= Opuwo Rural =

Electoral constituency in the Kunene region of north-western Namibia

Opuwo Rural (red) in the Kunene Region of Namibia

Opuwo Rural is an electoral constituency in the Kunene Region of Namibia. The administrative centre of Opuwo Rural is the settlement of Otuani. As of 2020, it has 7,315 registered voters.

Opuwo Rural was created in August 2013. Following a recommendation of the Fourth Delimitation Commission of Namibia, and in preparation of the 2014 general election, the old Opuwo Constituency was split into Opuwo Urban and Opuwo Rural.

==Politics==
The 2014 election, both for the presidency and Namibia's National assembly, was won in Opuwo Rural by the Democratic Turnhalle Alliance (DTA). It was the only constituency in the Kunene Region not dominated by SWAPO.

The 2015 regional election was won by Kazeongera Tjeundo of the DTA with 2,209 votes. Japiavi Mbinge of the National Unity Democratic Organisation (NUDO) came second with 895 votes while SWAPO Party candidate Agnes Musaso finished last with 732 votes. Opuwo Rural was one of only two constituencies won by the DTA in this election.

After Tjeundo decided to run for a parliamentary seat in the 2019 Namibian general election, the councillor position became vacant, and a by-election was run in March 2020. Again the Popular Democratic Movement (PDM, the new name for the DTA since 2017) candidate won. Uarikua Kakuva obtained 2,066 votes, ahead of Kapukatua Kuvare (NUDO, 640 votes) and Steyn Katupa (SWAPO, 435 votes). PDM's Kakuva was re-elected by a large margin in the 2020 regional election, obtaining 2,355 votes.

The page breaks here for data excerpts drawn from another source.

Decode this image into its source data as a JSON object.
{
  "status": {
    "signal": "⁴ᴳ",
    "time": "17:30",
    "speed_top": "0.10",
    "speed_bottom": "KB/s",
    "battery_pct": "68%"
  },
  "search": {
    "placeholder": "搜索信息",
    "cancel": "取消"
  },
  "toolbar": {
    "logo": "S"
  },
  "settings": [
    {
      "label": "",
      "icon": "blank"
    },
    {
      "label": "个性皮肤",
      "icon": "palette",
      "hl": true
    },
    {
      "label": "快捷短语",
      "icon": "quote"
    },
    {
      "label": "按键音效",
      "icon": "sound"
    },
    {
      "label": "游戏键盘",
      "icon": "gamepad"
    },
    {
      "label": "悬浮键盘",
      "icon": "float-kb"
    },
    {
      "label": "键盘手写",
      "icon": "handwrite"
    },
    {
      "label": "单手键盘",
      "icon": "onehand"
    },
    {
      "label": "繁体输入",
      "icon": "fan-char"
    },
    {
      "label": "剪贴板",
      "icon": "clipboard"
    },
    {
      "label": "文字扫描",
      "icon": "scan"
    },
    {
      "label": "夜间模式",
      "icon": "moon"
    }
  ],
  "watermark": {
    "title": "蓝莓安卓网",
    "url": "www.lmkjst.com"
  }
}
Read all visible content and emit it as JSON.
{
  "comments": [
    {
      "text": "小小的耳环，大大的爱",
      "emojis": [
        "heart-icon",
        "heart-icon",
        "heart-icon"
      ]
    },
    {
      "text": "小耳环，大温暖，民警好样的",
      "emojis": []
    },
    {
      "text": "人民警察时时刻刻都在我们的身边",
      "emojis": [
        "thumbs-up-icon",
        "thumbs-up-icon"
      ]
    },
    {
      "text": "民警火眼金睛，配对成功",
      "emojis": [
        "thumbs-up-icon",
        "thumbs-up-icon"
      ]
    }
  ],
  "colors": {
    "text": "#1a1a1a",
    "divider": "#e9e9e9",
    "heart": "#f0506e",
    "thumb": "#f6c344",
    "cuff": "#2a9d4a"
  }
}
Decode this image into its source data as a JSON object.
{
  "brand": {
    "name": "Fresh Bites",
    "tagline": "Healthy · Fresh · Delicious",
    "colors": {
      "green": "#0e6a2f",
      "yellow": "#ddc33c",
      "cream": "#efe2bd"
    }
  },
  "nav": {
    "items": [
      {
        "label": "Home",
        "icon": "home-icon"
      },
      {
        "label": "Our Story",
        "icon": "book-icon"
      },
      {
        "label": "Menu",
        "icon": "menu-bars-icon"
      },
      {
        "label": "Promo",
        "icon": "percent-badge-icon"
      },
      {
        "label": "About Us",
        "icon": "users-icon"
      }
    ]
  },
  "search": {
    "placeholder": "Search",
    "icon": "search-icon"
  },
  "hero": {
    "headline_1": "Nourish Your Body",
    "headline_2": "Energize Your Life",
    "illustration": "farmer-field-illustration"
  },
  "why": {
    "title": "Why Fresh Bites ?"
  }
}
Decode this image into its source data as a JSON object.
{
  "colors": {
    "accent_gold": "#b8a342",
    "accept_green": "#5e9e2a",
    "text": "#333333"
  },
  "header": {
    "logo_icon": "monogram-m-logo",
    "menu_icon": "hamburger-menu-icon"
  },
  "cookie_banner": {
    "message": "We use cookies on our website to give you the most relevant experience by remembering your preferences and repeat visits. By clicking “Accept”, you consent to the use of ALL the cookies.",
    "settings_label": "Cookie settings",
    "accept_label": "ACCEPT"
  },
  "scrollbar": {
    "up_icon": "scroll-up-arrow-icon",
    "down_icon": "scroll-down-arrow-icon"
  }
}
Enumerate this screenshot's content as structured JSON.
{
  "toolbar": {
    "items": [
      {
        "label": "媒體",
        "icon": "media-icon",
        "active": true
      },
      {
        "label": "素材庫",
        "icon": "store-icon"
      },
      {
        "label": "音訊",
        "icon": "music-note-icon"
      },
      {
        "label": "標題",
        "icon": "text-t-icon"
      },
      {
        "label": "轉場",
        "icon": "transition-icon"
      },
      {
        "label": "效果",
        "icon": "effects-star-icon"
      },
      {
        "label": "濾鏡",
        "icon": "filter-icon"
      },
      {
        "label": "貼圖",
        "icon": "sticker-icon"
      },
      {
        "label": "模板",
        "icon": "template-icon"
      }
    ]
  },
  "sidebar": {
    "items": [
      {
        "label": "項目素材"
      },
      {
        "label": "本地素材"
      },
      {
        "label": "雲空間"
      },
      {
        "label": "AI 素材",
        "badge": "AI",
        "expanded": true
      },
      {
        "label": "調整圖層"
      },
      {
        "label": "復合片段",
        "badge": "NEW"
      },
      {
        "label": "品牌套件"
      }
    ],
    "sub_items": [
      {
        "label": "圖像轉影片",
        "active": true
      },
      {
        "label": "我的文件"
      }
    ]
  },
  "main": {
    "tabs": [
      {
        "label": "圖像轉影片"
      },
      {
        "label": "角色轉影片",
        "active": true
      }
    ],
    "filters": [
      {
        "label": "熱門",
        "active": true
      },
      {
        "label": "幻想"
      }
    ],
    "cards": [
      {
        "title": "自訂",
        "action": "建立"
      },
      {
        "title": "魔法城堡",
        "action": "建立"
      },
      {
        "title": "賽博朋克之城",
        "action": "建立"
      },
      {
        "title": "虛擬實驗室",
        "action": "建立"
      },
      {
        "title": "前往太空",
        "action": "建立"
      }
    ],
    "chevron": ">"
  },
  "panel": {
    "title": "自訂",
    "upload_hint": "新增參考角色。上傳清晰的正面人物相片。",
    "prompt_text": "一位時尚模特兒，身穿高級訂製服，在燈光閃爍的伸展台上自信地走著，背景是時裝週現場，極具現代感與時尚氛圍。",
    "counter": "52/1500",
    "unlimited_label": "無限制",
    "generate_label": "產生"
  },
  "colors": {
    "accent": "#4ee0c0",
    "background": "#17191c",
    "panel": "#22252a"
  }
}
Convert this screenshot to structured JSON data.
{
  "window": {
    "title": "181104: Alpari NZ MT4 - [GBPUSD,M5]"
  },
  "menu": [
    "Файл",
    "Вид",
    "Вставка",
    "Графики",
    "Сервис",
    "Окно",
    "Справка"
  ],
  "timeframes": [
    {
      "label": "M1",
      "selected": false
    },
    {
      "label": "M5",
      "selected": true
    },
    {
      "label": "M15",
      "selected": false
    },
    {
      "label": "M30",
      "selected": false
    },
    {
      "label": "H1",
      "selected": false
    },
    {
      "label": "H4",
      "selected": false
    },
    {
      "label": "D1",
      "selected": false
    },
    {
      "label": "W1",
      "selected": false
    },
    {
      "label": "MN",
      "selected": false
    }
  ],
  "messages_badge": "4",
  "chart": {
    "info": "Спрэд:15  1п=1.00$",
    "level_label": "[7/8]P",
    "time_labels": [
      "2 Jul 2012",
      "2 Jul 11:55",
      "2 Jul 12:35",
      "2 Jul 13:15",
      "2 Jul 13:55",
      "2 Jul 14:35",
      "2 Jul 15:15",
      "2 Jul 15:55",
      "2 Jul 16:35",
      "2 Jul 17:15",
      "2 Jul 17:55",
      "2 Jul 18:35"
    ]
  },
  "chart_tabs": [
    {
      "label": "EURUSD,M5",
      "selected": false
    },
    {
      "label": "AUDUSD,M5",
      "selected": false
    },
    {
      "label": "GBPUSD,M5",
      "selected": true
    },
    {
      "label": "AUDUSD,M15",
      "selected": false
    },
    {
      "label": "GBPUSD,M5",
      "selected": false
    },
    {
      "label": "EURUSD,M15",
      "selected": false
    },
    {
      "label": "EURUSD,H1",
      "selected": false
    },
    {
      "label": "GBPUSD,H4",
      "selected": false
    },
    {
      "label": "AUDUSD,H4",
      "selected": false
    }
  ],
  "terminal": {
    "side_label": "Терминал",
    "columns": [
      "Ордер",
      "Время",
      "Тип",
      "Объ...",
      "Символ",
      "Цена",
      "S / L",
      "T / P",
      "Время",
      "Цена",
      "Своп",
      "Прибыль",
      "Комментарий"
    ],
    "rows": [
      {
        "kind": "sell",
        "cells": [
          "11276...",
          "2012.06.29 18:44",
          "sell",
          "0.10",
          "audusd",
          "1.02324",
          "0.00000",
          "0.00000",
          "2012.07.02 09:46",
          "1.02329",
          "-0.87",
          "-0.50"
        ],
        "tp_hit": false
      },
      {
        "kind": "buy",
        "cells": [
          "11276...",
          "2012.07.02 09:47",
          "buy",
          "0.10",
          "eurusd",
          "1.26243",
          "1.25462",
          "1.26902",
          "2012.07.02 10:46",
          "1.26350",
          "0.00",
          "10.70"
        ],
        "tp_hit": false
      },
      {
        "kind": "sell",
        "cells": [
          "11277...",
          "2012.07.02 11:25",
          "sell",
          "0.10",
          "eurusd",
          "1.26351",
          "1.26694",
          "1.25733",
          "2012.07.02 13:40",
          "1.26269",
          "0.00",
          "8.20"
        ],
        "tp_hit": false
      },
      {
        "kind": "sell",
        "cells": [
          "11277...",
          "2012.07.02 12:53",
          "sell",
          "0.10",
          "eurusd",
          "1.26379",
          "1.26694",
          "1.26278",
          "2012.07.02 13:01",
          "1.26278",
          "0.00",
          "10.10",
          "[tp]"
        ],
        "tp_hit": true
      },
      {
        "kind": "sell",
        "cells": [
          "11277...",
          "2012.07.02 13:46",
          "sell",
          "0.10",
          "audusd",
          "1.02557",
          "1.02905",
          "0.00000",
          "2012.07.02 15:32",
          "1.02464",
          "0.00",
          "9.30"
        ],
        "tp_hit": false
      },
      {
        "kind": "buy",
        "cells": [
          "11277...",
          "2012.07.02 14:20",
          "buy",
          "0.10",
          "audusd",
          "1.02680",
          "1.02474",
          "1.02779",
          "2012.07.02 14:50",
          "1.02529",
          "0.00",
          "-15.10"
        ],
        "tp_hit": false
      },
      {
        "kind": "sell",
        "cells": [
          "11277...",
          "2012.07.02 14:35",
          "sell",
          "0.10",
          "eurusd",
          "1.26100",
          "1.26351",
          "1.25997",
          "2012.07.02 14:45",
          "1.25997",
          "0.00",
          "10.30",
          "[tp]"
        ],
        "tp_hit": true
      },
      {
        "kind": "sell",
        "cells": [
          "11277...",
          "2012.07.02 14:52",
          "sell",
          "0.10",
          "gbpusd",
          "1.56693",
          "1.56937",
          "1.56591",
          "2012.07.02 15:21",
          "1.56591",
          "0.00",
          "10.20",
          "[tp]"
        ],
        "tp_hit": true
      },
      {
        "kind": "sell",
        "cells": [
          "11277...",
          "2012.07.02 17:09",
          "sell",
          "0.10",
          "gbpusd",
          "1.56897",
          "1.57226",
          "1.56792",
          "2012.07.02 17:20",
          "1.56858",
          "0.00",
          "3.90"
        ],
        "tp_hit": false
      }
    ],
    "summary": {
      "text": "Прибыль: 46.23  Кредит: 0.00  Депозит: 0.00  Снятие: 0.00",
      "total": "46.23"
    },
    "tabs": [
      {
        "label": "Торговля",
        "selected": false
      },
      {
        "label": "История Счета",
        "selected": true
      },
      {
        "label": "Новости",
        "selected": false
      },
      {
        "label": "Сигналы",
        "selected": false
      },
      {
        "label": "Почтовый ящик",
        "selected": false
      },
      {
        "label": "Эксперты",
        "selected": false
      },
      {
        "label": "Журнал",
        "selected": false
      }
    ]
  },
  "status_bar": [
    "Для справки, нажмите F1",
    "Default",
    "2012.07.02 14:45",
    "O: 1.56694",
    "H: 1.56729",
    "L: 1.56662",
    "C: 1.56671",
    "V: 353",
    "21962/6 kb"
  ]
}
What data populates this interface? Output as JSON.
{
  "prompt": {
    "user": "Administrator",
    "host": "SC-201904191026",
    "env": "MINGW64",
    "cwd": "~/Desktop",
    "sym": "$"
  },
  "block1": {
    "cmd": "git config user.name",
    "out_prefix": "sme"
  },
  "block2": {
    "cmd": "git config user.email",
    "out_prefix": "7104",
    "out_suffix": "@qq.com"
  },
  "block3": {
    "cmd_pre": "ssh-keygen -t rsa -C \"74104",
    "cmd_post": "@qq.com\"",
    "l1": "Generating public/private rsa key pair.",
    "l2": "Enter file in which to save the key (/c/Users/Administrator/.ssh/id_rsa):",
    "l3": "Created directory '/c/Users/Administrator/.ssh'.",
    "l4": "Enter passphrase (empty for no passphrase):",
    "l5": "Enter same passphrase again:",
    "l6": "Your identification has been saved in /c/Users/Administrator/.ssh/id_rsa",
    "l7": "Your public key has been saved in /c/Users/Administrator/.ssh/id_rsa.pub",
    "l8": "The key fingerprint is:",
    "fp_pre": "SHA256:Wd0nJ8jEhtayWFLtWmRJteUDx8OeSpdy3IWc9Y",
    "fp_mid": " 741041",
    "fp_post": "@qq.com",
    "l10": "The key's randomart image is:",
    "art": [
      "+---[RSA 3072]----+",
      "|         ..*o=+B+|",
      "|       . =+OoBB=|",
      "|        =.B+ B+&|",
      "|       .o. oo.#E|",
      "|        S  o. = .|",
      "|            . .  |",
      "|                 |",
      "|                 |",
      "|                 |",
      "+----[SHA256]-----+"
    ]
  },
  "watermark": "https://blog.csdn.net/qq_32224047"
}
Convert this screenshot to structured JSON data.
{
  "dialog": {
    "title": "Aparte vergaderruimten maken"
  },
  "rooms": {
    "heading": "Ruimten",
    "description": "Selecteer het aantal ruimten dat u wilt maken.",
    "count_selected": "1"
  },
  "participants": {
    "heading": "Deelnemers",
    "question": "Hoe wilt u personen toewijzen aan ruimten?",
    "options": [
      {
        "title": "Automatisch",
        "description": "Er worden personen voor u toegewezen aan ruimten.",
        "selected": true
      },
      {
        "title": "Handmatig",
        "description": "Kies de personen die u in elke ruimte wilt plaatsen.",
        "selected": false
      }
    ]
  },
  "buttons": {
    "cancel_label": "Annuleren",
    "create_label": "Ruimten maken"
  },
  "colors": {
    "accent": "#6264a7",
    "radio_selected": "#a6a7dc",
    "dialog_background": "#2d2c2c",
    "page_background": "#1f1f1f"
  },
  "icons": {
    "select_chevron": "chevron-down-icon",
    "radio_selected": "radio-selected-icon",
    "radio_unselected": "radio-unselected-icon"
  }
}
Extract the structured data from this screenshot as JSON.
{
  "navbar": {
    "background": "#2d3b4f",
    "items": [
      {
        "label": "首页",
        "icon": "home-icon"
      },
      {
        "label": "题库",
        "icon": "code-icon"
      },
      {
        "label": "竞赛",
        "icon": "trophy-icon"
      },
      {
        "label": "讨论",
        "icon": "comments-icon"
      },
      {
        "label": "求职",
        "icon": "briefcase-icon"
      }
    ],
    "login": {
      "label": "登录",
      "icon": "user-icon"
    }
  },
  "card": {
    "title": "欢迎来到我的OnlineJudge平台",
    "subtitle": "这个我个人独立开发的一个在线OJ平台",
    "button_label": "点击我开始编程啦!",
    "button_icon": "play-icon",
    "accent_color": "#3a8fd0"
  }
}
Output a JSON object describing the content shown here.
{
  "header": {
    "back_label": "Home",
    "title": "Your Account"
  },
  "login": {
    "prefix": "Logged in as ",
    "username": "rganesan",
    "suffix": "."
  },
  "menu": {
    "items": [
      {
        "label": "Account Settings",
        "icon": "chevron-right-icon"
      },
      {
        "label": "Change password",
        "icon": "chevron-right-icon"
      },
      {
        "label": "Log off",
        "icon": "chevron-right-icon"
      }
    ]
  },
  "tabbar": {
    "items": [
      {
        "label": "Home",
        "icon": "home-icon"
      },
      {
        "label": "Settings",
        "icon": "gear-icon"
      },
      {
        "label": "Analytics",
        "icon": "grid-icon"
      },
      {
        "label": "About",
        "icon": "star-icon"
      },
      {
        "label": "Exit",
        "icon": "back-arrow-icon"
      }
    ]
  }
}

NUDO's Kuvare came second with 646 votes, followed by Tjakazapi Mbunguha (SWAPO) with 597 votes.

Councillor Kakuva died in April 2021, and a by-election was held on 2 July 2021. Uakaisiua Muharukua of the PDM won with 2,330 votes, a large margin over runners-up Kazepanda Tjambiru (SWAPO, 486 votes) and Heinz Hariki Maundu (NUDO, 414 votes).